Bu güne kadar Türklerin, başka milletlere ırkından dolayı savaş açtığını tarih yazmadı.  Türklerle Kürtler hiç çatışmadı. Kürtler, Türk milletinin dışında bir halk olarak görülseydi, batı illerindeki Kürt nüfus otuz yılda üçte bire yükselebilir miydi? Çatışmalar bölücü örgüt PKK ile devletin güvenlik güçleri arasında oldu. Bütün savaşlar barışla biter, şimdi devlet ve PKK, barış masasındalar, anlaşmaya varılan hususlar bir bir hayata geçiriliyor. PKK ve paydaşları hayallerinin çok ötesinde kazanımlar edindiler, Etnik manada Kürt milliyetçiliğini yapılandırdılar ve Kürtlerin tek temsilcisi haline getirildiler.

Öyle ya da böyle şu aşamada cin şişeden çıkmış durumda. Bu dakikadan sonra Türkiye’nin olanla barış yaparak ya da aynen bırakarak veya estetik cerrahiyle durumu idare etmesi pek mümkün görünmüyor. Bu yalın gerçek karşısında dış güçlerin dayatmaları ve iktidarın arayışlarının haricinde bir üçüncü yol öneren siyasi bir oluşum ortalarda yok. Oysa Türkiye iç savaşla bölünmenin ya da bambaşka kimliğe bürünmenin ötesinde kendine bir yol bulmak zorunda.

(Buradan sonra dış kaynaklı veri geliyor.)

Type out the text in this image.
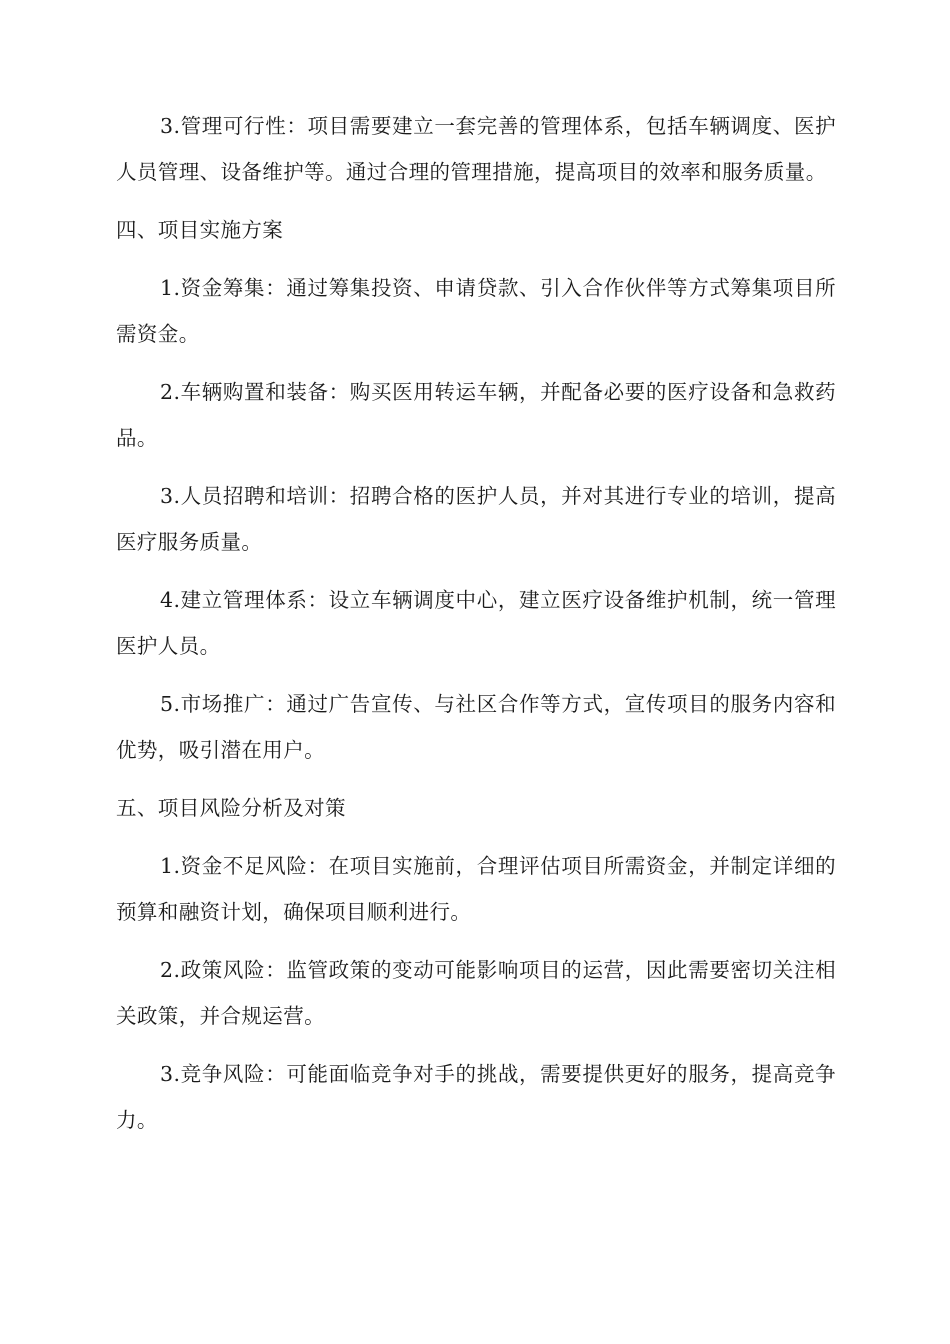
3.管理可行性：项目需要建立一套完善的管理体系，包括车辆调度、医护人员管理、设备维护等。通过合理的管理措施，提高项目的效率和服务质量。

四、项目实施方案

1.资金筹集：通过筹集投资、申请贷款、引入合作伙伴等方式筹集项目所需资金。

2.车辆购置和装备：购买医用转运车辆，并配备必要的医疗设备和急救药品。

3.人员招聘和培训：招聘合格的医护人员，并对其进行专业的培训，提高医疗服务质量。

4.建立管理体系：设立车辆调度中心，建立医疗设备维护机制，统一管理医护人员。

5.市场推广：通过广告宣传、与社区合作等方式，宣传项目的服务内容和优势，吸引潜在用户。

五、项目风险分析及对策

1.资金不足风险：在项目实施前，合理评估项目所需资金，并制定详细的预算和融资计划，确保项目顺利进行。

2.政策风险：监管政策的变动可能影响项目的运营，因此需要密切关注相关政策，并合规运营。

3.竞争风险：可能面临竞争对手的挑战，需要提供更好的服务，提高竞争力。
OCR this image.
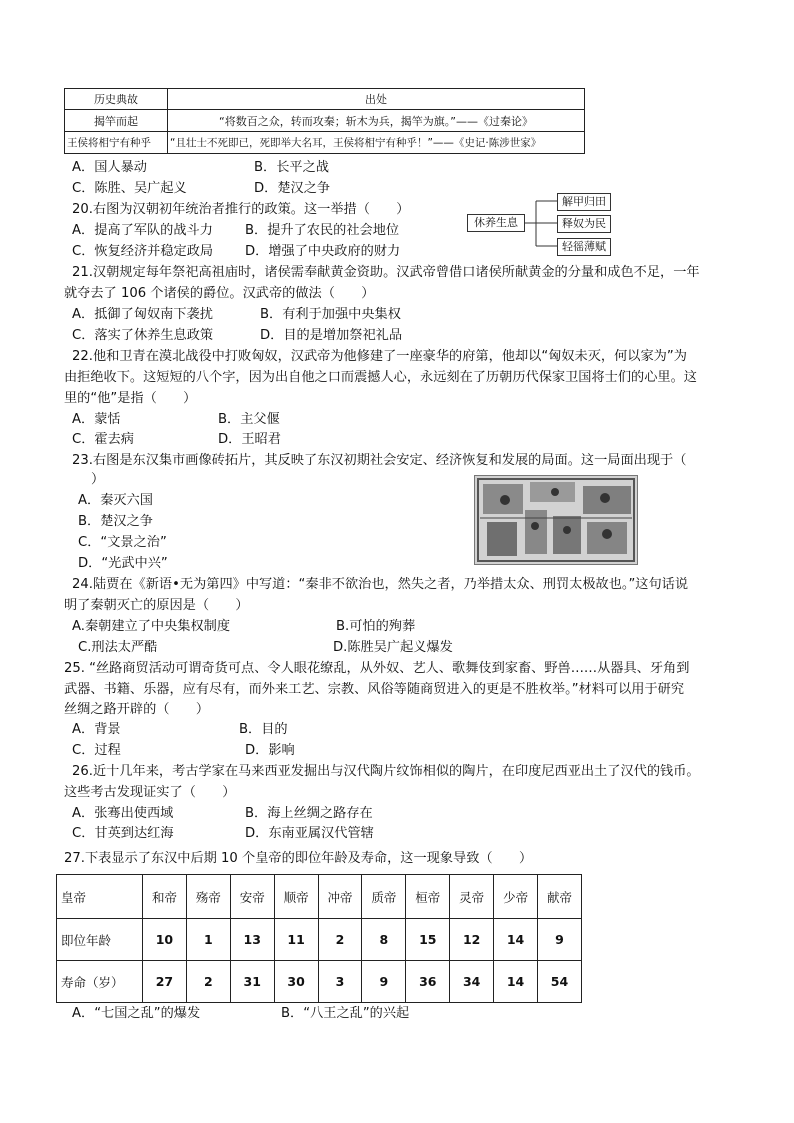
历史典故	出处
揭竿而起	“将数百之众，转而攻秦；斩木为兵，揭竿为旗。”——《过秦论》
王侯将相宁有种乎	“且壮士不死即已，死即举大名耳，王侯将相宁有种乎！”——《史记·陈涉世家》
A．国人暴动	B．长平之战
C．陈胜、吴广起义	D．楚汉之争
20.右图为汉朝初年统治者推行的政策。这一举措（　　）
A．提高了军队的战斗力 B．提升了农民的社会地位
C．恢复经济并稳定政局 D．增强了中央政府的财力
休养生息
解甲归田
释奴为民
轻徭薄赋
21.汉朝规定每年祭祀高祖庙时，诸侯需奉献黄金资助。汉武帝曾借口诸侯所献黄金的分量和成色不足，一年
就夺去了 106 个诸侯的爵位。汉武帝的做法（　　）
A．抵御了匈奴南下袭扰	B．有利于加强中央集权
C．落实了休养生息政策	D．目的是增加祭祀礼品
22.他和卫青在漠北战役中打败匈奴，汉武帝为他修建了一座豪华的府第，他却以“匈奴未灭，何以家为”为
由拒绝收下。这短短的八个字，因为出自他之口而震撼人心，永远刻在了历朝历代保家卫国将士们的心里。这
里的“他”是指（　　）
A．蒙恬	B．主父偃
C．霍去病	D．王昭君
23.右图是东汉集市画像砖拓片，其反映了东汉初期社会安定、经济恢复和发展的局面。这一局面出现于（
）
A．秦灭六国
B．楚汉之争
C．“文景之治”
D．“光武中兴”
24.陆贾在《新语•无为第四》中写道：“秦非不欲治也，然失之者，乃举措太众、刑罚太极故也。”这句话说
明了秦朝灭亡的原因是（　　）
A.秦朝建立了中央集权制度	B.可怕的殉葬
C.刑法太严酷	D.陈胜吴广起义爆发
25. “丝路商贸活动可谓奇货可点、令人眼花缭乱，从外奴、艺人、歌舞伎到家畜、野兽……从器具、牙角到
武器、书籍、乐器，应有尽有，而外来工艺、宗教、风俗等随商贸进入的更是不胜枚举。”材料可以用于研究
丝绸之路开辟的（　　）
A．背景	B．目的
C．过程	D．影响
26.近十几年来，考古学家在马来西亚发掘出与汉代陶片纹饰相似的陶片，在印度尼西亚出土了汉代的钱币。
这些考古发现证实了（　　）
A．张骞出使西域	B．海上丝绸之路存在
C．甘英到达红海	D．东南亚属汉代管辖
27.下表显示了东汉中后期 10 个皇帝的即位年龄及寿命，这一现象导致（　　）
皇帝	和帝	殇帝	安帝	顺帝	冲帝	质帝	桓帝	灵帝	少帝	献帝
即位年龄	10	1	13	11	2	8	15	12	14	9
寿命（岁）	27	2	31	30	3	9	36	34	14	54
A．“七国之乱”的爆发	B．“八王之乱”的兴起
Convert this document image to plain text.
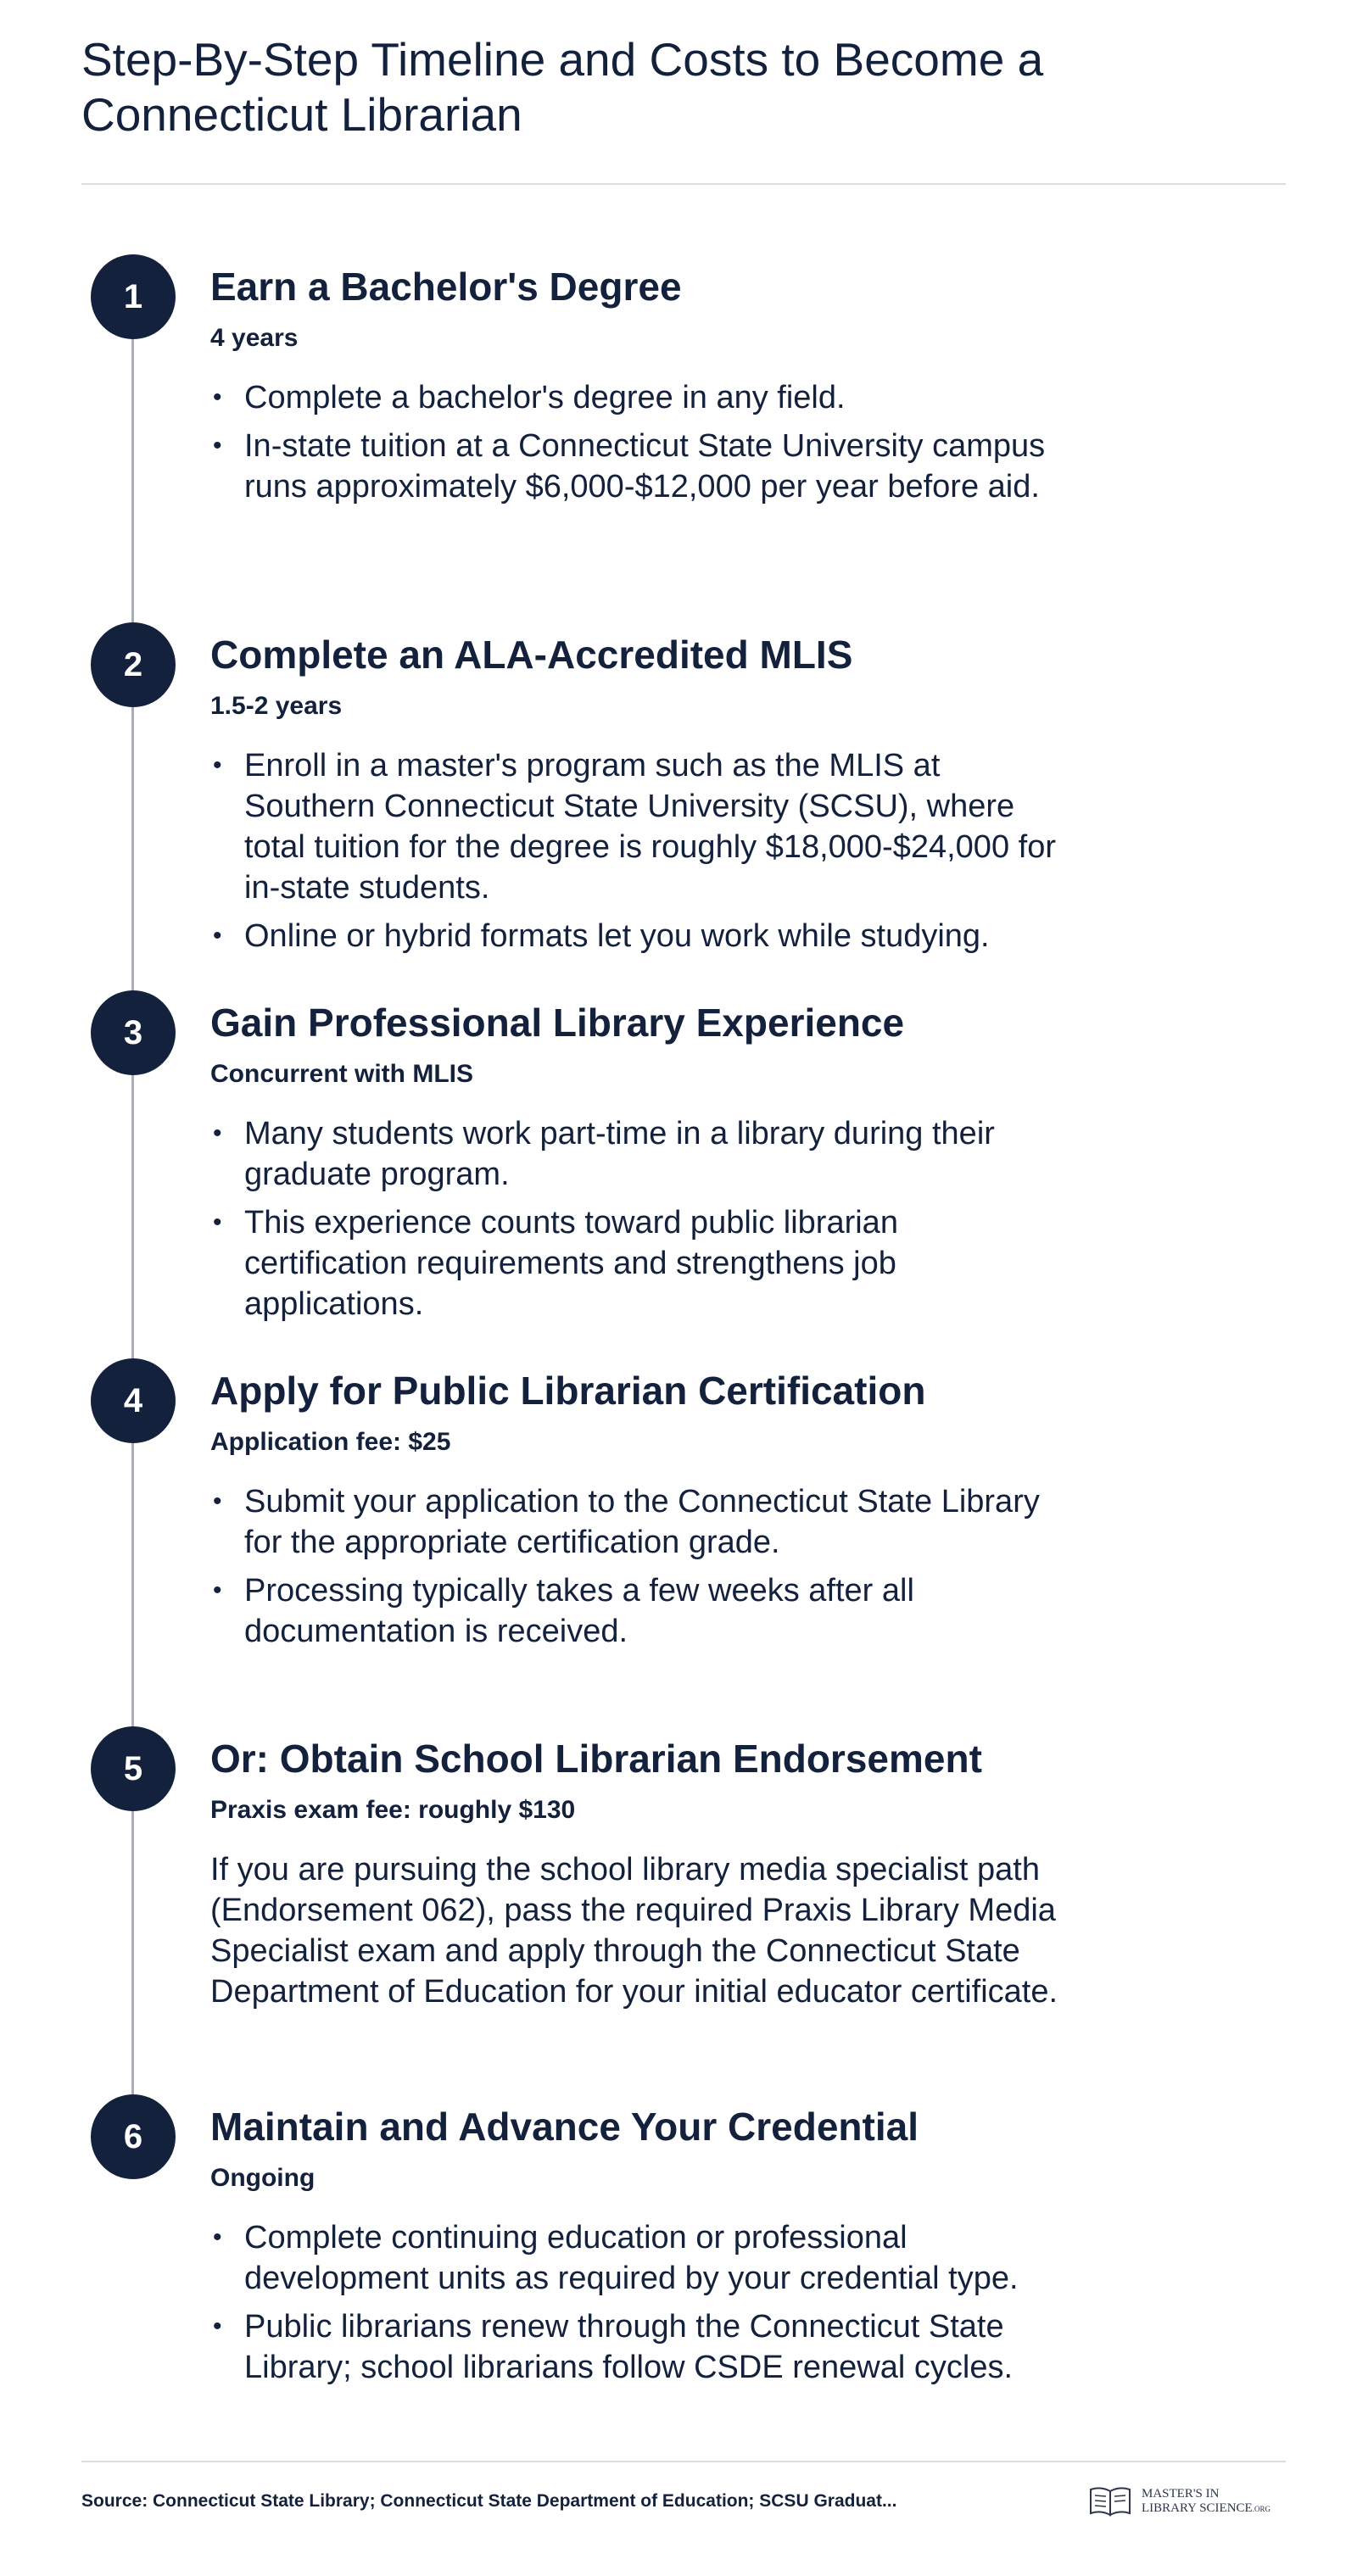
Step-By-Step Timeline and Costs to Become a Connecticut Librarian
1	Earn a Bachelor's Degree
4 years
• Complete a bachelor's degree in any field.
• In-state tuition at a Connecticut State University campus runs approximately $6,000-$12,000 per year before aid.
2	Complete an ALA-Accredited MLIS
1.5-2 years
• Enroll in a master's program such as the MLIS at Southern Connecticut State University (SCSU), where total tuition for the degree is roughly $18,000-$24,000 for in-state students.
• Online or hybrid formats let you work while studying.
3	Gain Professional Library Experience
Concurrent with MLIS
• Many students work part-time in a library during their graduate program.
• This experience counts toward public librarian certification requirements and strengthens job applications.
4	Apply for Public Librarian Certification
Application fee: $25
• Submit your application to the Connecticut State Library for the appropriate certification grade.
• Processing typically takes a few weeks after all documentation is received.
5	Or: Obtain School Librarian Endorsement
Praxis exam fee: roughly $130

If you are pursuing the school library media specialist path (Endorsement 062), pass the required Praxis Library Media Specialist exam and apply through the Connecticut State Department of Education for your initial educator certificate.

6	Maintain and Advance Your Credential
Ongoing
• Complete continuing education or professional development units as required by your credential type.
• Public librarians renew through the Connecticut State Library; school librarians follow CSDE renewal cycles.
Source: Connecticut State Library; Connecticut State Department of Education; SCSU Graduat...	MASTER'S IN
LIBRARY SCIENCE.ORG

Dış güçlere rağmen Türkiye bu tehlikeli süreçten tüm sistemlerini a dan z ye değiştirerek, varlığını yeni bir kimlikle ve iktidarın düşlediği paralelde sürdürebilir mi?  Bu ancak, Sayın Erdoğan’ın şapkadan tavşan çıkaracak sihir gücüyle ve aynı zamanda Kürtlerin, Anadolu’nun anahtarını aldıklarına inanmalarıyla yani göğüslerini gere gere “Güneydoğu bizim Türkiye hepimizin”  diyebilmeleriyle ve Türklerin de, “aslında Türk diye bir şey yokmuş biz inandık” demeleriyle mümkün olur.

Peki, Türkler bunu hazmeder mi? Ne diyorduk; “Türklük bedenimiz. İslamiyet ruhumuz”

Her insanın bedeni öz vatanıdır, önemli olan beden coğrafyasını kimin yönettiğidir!

“Ey Türk Titre ve Kendine Dön” diyen Bilge Kaan 1279, “Ne Mutlu Türküm Diyene” diyen Atatürk 75 sene önce öldü ama Allah ölümsüz ve Allah, “Ey Türk” değil, “Ey Kulum” diyor ve Başbakan bunu çok iyi biliyor! İşte o nedenle Anadolu Türkü, titreyemez ancak Cumhuriyet trenine el sallar…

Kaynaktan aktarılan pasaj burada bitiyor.